I'm looking for an SSE Bitwise OR between components of same vector. (Editor's note: this is potentially an X-Y problem, see below for the real comparison logic.)
I am porting some SIMD logic from SPU intrinsics. It has an instruction
spu_orx(a)
Which according to the docs
spu_orx: OR word across d = spu_orx(a) The four word elements of
vector a are logically Ored. The result is returned in word element 0
of vector d. All other elements (1,2,3) of d are assigned a value of
zero.
How can I do that with SSE 2 - 4 involving minimum instruction? _mm_or_ps is what I got here.
UPDATE:
Here is the scenario from SPU based code:
qword res = spu_orx(spu_or(spu_fcgt(x, y), spu_fcgt(z, w)))
So it first ORs two 'greater' comparisons, then ORs its result.
Later couples of those results are ANDed to get final comparison value.
This is effectively doing (A||B||C||D||E||F||G||H) && (I||J||K||L||M||N||O||P) && ... where A..D are the 4x 32-bit elements of the fcgt(x,y) and so on.
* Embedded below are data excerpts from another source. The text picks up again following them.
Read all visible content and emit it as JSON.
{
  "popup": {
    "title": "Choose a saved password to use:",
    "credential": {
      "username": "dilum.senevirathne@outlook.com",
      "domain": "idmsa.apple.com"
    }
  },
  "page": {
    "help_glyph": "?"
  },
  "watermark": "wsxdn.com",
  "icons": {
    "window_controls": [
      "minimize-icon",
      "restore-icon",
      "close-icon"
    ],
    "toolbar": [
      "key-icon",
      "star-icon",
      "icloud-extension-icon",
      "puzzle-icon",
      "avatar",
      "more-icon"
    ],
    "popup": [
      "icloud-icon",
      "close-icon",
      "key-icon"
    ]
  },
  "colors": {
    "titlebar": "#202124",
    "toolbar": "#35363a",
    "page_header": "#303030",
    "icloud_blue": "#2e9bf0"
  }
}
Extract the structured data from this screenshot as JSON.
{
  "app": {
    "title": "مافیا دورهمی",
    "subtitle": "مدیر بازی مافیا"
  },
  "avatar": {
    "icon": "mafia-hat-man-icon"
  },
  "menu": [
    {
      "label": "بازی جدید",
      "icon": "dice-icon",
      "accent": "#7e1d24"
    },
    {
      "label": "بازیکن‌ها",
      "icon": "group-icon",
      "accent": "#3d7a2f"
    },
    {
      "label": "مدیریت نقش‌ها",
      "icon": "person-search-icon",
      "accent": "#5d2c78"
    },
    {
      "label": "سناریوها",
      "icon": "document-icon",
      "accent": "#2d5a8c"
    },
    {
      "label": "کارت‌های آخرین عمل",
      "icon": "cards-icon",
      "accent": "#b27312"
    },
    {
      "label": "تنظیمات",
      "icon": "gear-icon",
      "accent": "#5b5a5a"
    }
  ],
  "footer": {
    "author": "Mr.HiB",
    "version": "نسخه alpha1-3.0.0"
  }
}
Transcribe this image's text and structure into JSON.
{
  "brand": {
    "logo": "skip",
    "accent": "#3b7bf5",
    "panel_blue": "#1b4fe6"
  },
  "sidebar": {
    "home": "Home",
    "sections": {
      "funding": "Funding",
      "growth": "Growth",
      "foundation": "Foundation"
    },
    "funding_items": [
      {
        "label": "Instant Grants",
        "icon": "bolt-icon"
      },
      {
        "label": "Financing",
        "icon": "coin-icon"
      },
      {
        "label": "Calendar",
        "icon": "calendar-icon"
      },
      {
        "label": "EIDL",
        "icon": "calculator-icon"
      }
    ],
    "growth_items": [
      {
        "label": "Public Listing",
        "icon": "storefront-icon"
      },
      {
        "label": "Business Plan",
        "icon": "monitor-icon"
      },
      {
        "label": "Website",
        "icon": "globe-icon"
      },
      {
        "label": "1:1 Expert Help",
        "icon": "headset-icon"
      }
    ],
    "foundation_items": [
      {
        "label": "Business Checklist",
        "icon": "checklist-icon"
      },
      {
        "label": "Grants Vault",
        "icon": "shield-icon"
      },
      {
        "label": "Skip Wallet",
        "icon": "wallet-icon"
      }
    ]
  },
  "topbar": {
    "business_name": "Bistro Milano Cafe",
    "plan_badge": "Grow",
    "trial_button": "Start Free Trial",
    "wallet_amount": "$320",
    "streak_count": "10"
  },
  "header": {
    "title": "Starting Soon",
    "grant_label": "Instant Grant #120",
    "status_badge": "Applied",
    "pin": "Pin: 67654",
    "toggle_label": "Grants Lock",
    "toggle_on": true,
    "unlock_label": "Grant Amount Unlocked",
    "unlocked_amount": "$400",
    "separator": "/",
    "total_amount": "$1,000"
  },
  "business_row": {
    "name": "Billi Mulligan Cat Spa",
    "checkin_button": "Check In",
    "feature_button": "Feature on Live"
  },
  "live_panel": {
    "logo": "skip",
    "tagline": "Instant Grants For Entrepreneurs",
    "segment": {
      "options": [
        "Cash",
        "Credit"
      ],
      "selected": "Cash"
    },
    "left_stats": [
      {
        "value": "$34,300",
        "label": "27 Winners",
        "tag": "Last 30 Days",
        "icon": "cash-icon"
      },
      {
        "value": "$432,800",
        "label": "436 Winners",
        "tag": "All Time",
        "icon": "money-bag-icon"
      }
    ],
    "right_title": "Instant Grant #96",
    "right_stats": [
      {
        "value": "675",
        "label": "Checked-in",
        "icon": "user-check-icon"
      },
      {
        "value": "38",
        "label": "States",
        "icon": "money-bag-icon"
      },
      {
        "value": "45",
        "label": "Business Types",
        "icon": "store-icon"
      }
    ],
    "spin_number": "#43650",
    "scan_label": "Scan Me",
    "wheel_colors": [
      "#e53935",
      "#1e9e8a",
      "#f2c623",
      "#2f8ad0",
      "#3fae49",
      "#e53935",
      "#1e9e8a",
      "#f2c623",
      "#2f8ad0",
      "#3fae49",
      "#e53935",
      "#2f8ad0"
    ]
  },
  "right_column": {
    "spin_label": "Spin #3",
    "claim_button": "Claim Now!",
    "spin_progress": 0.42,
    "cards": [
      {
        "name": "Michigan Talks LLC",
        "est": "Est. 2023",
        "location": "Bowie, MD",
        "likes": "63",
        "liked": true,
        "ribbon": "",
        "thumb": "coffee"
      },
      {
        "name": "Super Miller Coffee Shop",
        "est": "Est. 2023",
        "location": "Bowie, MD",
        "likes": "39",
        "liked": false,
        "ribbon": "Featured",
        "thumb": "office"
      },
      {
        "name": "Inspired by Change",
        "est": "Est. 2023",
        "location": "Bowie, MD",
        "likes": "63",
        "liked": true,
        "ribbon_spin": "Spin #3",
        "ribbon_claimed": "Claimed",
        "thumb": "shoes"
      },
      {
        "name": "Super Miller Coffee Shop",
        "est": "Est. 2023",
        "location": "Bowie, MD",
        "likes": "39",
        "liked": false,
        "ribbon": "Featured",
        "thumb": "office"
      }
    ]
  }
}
Obviously vertical _mm_or_ps of _mm_cmp_ps results is a good way to reduce down to 1 vector, but then what? Shuffle + OR, or something else?
UPDATE 1
Regarding "but then what?"
I perform
qword res = spu_orx(spu_or(spu_fcgt(x, y), spu_fcgt(z, w)))
On SPU it goes like this:
qword aRes = si_and(res, res1);
qword aRes1 = si_and(aRes, res2);
qword aRes2 = si_and(aRes1 , res3);
return si_to_uint(aRes2 );
several times on different inputs,then AND those all into a single result,which is finally cast to integer 0 or 1 (false/true test)
SSE4.1 PTEST bool any_nonzero = !_mm_testz_si128(v,v);
That would be a good way to horizontal OR + booleanize a vector into a 0/1 integer. It will compile to multiple instructions, and ptest same,same is 2 uops on its own. But once you have the result as a scalar integer, scalar AND is even cheaper than any vector instruction, and you can branch on the result directly because it sets integer flags.
#include <immintrin.h>
bool any_nonzero_bit(__m128i v) {
return !_mm_testz_si128(v,v);
}
On Godbolt with gcc9.1 -O3 -march=nehalem:
any_nonzero(long long __vector(2)):
ptest xmm0, xmm0 # 2 uops
setne al # 1 uop with false dep on old value of RAX
ret
This is only 3 uops on Intel for a horizontal OR into a single bit in an integer register. AMD Ryzen ptest is only 1 uop so it's even better.
The only risk here is if gcc or clang creates false dependencies by not xor-zeroing eax before doing a setcc into AL. Usually gcc is pretty fanatical about spending extra uops to break false dependencies so I don't know why it doesn't here. (I did check with -march=skylake and -mtune=generic in case it was relying on Nehalem partial-register renaming for -march=nehalem. Even -march=znver1 didn't get it to xor-zero EAX before the ptest.)
It would be nice if we could avoid the _mm_or_ps and have PTEST do all the work. But even if we consider inverting the comparisons, the vertical-AND / horizontal-OR behaviour doesn't let us check something about all 8 elements of 2 vectors, or about any of those 8 elements.
e.g. Can PTEST be used to test if two registers are both zero or some other condition?
// NOT USEFUL
// 1 if all the vertical pairs AND to zero.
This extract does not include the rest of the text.